On Tue, Jul 12, 2022 at 05:10:41PM -0400, Joel Fernandes wrote:
>
>
> On 7/12/2022 5:04 PM, Paul E. McKenney wrote:
> > On Tue, Jul 12, 2022 at 04:53:48PM -0400, Joel Fernandes wrote:
> >>
> >> On 7/10/2022 12:03 PM, Paul E. McKenney wrote:
> >> [..]
> >>>>>> + // Note that if the bypass list has lazy CBs, and the main list is
> >>>>>> + // empty, and rhp happens to be non-lazy, then we end up flushing all
> >>>>>> + // the lazy CBs to the main list as well.

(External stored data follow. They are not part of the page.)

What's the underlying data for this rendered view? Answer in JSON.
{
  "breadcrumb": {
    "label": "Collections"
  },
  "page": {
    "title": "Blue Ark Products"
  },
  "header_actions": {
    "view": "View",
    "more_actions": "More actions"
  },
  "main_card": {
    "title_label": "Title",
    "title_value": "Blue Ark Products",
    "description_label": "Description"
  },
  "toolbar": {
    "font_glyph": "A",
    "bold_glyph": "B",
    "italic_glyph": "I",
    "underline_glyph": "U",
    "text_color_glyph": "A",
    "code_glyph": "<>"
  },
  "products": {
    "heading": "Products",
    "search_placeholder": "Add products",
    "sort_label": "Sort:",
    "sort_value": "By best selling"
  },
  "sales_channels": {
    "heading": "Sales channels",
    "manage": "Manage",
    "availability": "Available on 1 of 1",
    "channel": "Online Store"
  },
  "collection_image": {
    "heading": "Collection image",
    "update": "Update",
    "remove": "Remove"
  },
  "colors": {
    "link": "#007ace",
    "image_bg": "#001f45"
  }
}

That's the right thing to do,
> >>>>>> + // since we are kick-starting RCU GP processing anyway for the non-lazy
> >>>>>> + // one, we can just reuse that GP for the already queued-up lazy ones.

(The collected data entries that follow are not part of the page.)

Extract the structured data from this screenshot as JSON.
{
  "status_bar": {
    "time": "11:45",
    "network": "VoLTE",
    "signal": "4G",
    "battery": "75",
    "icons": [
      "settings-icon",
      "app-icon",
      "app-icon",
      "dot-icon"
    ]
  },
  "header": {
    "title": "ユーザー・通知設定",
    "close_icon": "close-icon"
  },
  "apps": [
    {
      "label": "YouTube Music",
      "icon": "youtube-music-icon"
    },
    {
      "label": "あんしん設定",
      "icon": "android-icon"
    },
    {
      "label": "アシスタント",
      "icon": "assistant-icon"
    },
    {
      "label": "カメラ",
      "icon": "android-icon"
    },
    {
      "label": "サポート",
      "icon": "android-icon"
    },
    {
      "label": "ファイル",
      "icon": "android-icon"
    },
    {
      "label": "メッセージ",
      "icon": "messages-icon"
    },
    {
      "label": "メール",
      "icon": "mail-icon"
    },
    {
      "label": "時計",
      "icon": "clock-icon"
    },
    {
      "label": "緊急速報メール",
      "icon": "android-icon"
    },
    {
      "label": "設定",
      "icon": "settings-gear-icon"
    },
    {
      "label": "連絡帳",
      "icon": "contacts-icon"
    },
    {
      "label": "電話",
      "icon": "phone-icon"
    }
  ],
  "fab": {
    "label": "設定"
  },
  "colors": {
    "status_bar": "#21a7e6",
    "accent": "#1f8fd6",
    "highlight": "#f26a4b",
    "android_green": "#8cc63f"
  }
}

> >>>>>> + if ((rdp->nocb_nobypass_count < nocb_nobypass_lim_per_jiffy && !lazy) ||
> >>>>>> + (lazy && n_lazy_cbs >= qhimark)) {
> >>>>>> rcu_nocb_lock(rdp);
> >>>>>> *was_alldone = !rcu_segcblist_pend_cbs(&rdp->cblist);
> >>>>>> if (*was_alldone)
> >>>>>> trace_rcu_nocb_wake(rcu_state.name, rdp->cpu,
> >>>>>> - TPS("FirstQ"));
> >>>>>> - WARN_ON_ONCE(!rcu_nocb_flush_bypass(rdp, NULL, j));
> >>>>>> + lazy ? TPS("FirstLazyQ") : TPS("FirstQ"));
> >>>>>> + WARN_ON_ONCE(!rcu_nocb_flush_bypass(rdp, NULL, j, false));
> >>>>>
> >>>>> The "false" here instead of "lazy" is because the caller is to do the
> >>>>> enqueuing, correct?
> >>>>
> >>>> There is no difference between using false or lazy here, because the bypass
> >>>> flush is not also enqueuing the lazy callback, right?
> >>>>
> >>>> We can also pass lazy instead of false if that's less confusing.
> >>>>
> >>>> Or maybe I missed the issue you're raising?
> >>>
> >>> I am mostly checking up on your intended meaning of "lazy" in various
> >>> contexts. It could mean only that the caller requested laziness, or in
> >>> some cases it could mean that the callback actually will be lazy.
> >>>
> >>> I can rationalize the "false" above as a "don't care" in this case
> >>> because (as you say) there is not callback. In which case this code
> >>> is OK as is, as long as the header comment for rcu_nocb_flush_bypass()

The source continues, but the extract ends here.